Their very different characters are deftly suggested at the start: Mariah Gale’s Olga, the sensible teacher – with one comic moment when she turns up inside a bear suit on carnival night - Vanessa Kirby mannered and nervy as glam-in-black Masha, beautiful newcomer Gala Gordon an ingénue Irina whose enthusiasms ring fresh and true. That they remain a little one-dimensional in the later crises, emoting without quite plumbing the depths, is mitigated by strengths elsewhere in a cast with few weak links; only Michael Feast’s Chebutykin overplays his hand in a barely intelligible drunken binge. Emily Barclay lights up the stage as the gauche Natasha, a tattooed Aussie wrapped up in a green ribbon, who turns into a domestic monster wreaking revenge on the condescension of her husband’s sisters. Danny Kirrane’s Andrey, the brother of promise gone to seed in a tracksuit pushing a pram around the stage, and Sam Troughton’s vigorous Tuzenbach find more pathos in their endgames than the actresses.

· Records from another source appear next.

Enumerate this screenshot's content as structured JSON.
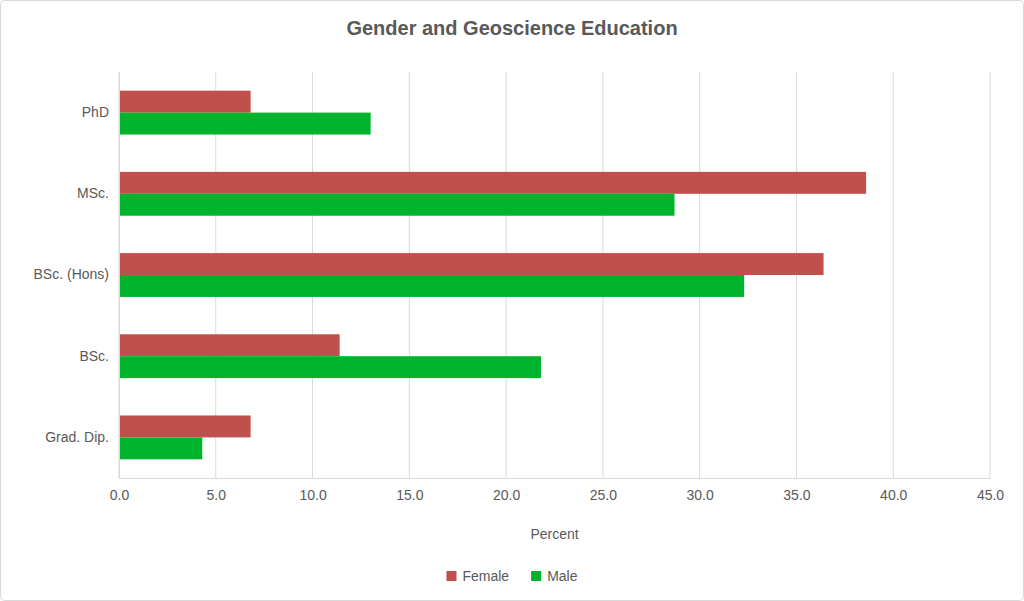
{
  "chart_data": {
    "type": "bar",
    "orientation": "horizontal",
    "title": "Gender and Geoscience Education",
    "x_label": "Percent",
    "categories": [
      "PhD",
      "MSc.",
      "BSc. (Hons)",
      "BSc.",
      "Grad. Dip."
    ],
    "series": [
      {
        "name": "Female",
        "color": "#c0504d",
        "values": [
          6.8,
          38.6,
          36.4,
          11.4,
          6.8
        ]
      },
      {
        "name": "Male",
        "color": "#00b32c",
        "values": [
          13.0,
          28.7,
          32.3,
          21.8,
          4.3
        ]
      }
    ],
    "xlim": [
      0,
      45
    ],
    "xticks": [
      {
        "value": 0,
        "label": "0.0"
      },
      {
        "value": 5,
        "label": "5.0"
      },
      {
        "value": 10,
        "label": "10.0"
      },
      {
        "value": 15,
        "label": "15.0"
      },
      {
        "value": 20,
        "label": "20.0"
      },
      {
        "value": 25,
        "label": "25.0"
      },
      {
        "value": 30,
        "label": "30.0"
      },
      {
        "value": 35,
        "label": "35.0"
      },
      {
        "value": 40,
        "label": "40.0"
      },
      {
        "value": 45,
        "label": "45.0"
      }
    ],
    "grid": true,
    "legend": "bottom"
  }
}
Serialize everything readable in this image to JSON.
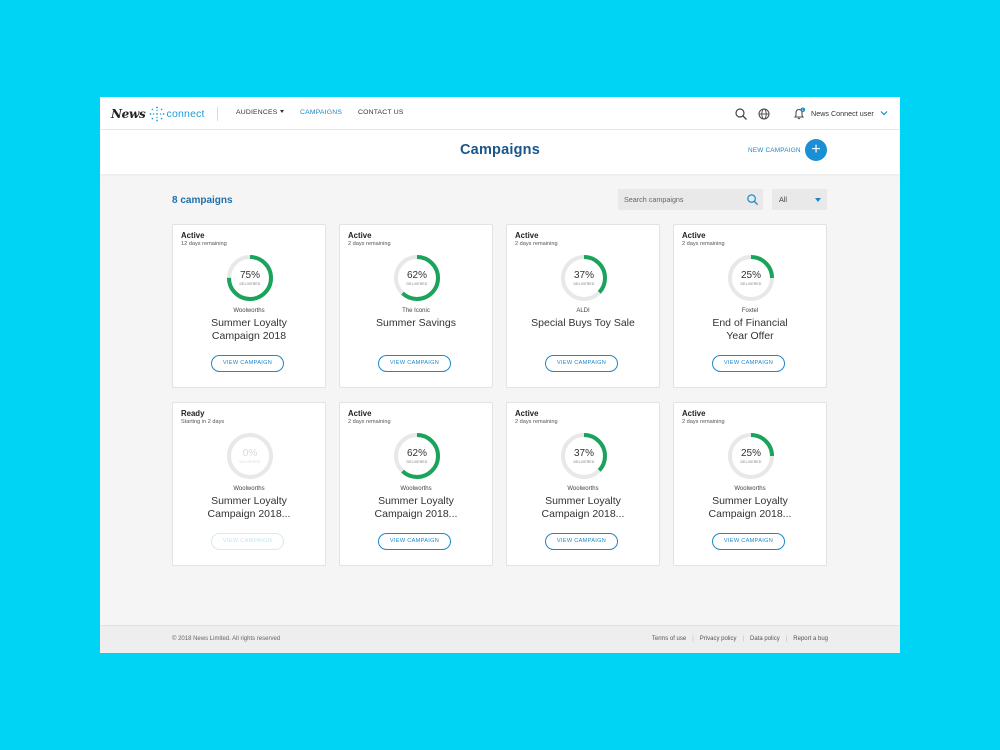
{
  "app": {
    "logo_news": "News",
    "logo_connect": "connect"
  },
  "nav": {
    "items": [
      {
        "label": "AUDIENCES"
      },
      {
        "label": "CAMPAIGNS"
      },
      {
        "label": "CONTACT US"
      }
    ],
    "notification_count": "1",
    "user": "News Connect user"
  },
  "header": {
    "title": "Campaigns",
    "new_campaign_label": "NEW CAMPAIGN",
    "new_campaign_icon": "+"
  },
  "toolbar": {
    "count_label": "8 campaigns",
    "search_placeholder": "Search campaigns",
    "filter_value": "All"
  },
  "colors": {
    "accent": "#1e88c7",
    "ring": "#1aa35a",
    "ring_track": "#e8e8e8",
    "background": "#00d4f5"
  },
  "campaigns": [
    {
      "status": "Active",
      "remaining": "12 days remaining",
      "percent": 75,
      "percent_label": "75%",
      "delivered_label": "DELIVERED",
      "brand": "Woolworths",
      "title_line1": "Summer Loyalty",
      "title_line2": "Campaign 2018",
      "button": "VIEW CAMPAIGN",
      "enabled": true
    },
    {
      "status": "Active",
      "remaining": "2 days remaining",
      "percent": 62,
      "percent_label": "62%",
      "delivered_label": "DELIVERED",
      "brand": "The Iconic",
      "title_line1": "Summer Savings",
      "title_line2": "",
      "button": "VIEW CAMPAIGN",
      "enabled": true
    },
    {
      "status": "Active",
      "remaining": "2 days remaining",
      "percent": 37,
      "percent_label": "37%",
      "delivered_label": "DELIVERED",
      "brand": "ALDI",
      "title_line1": "Special Buys Toy Sale",
      "title_line2": "",
      "button": "VIEW CAMPAIGN",
      "enabled": true
    },
    {
      "status": "Active",
      "remaining": "2 days remaining",
      "percent": 25,
      "percent_label": "25%",
      "delivered_label": "DELIVERED",
      "brand": "Foxtel",
      "title_line1": "End of Financial",
      "title_line2": "Year Offer",
      "button": "VIEW CAMPAIGN",
      "enabled": true
    },
    {
      "status": "Ready",
      "remaining": "Starting in 2 days",
      "percent": 0,
      "percent_label": "0%",
      "delivered_label": "DELIVERED",
      "brand": "Woolworths",
      "title_line1": "Summer Loyalty",
      "title_line2": "Campaign 2018...",
      "button": "VIEW CAMPAIGN",
      "enabled": false
    },
    {
      "status": "Active",
      "remaining": "2 days remaining",
      "percent": 62,
      "percent_label": "62%",
      "delivered_label": "DELIVERED",
      "brand": "Woolworths",
      "title_line1": "Summer Loyalty",
      "title_line2": "Campaign 2018...",
      "button": "VIEW CAMPAIGN",
      "enabled": true
    },
    {
      "status": "Active",
      "remaining": "2 days remaining",
      "percent": 37,
      "percent_label": "37%",
      "delivered_label": "DELIVERED",
      "brand": "Woolworths",
      "title_line1": "Summer Loyalty",
      "title_line2": "Campaign 2018...",
      "button": "VIEW CAMPAIGN",
      "enabled": true
    },
    {
      "status": "Active",
      "remaining": "2 days remaining",
      "percent": 25,
      "percent_label": "25%",
      "delivered_label": "DELIVERED",
      "brand": "Woolworths",
      "title_line1": "Summer Loyalty",
      "title_line2": "Campaign 2018...",
      "button": "VIEW CAMPAIGN",
      "enabled": true
    }
  ],
  "footer": {
    "copyright": "© 2018 News Limited. All rights reserved",
    "links": [
      "Terms of use",
      "Privacy policy",
      "Data policy",
      "Report a bug"
    ]
  }
}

William Houston brings sonorous modulations to Lieutenant-Colonel Vershinin’s art of philosophy as seduction, even if the fast-developing relationship with Kirby’s Masha (pictured above) feels less than central. But then the last time it did, in the Moscow Sovremennik Theatre Company’s visit to London, the rest of the cast lagged well behind the ill-fated couple, and that you could never say of this team. The outcome may be less than heartbreaking, but Andrews is sure enough of Chekhov’s trajectory to sweep his actors vigorously along with him.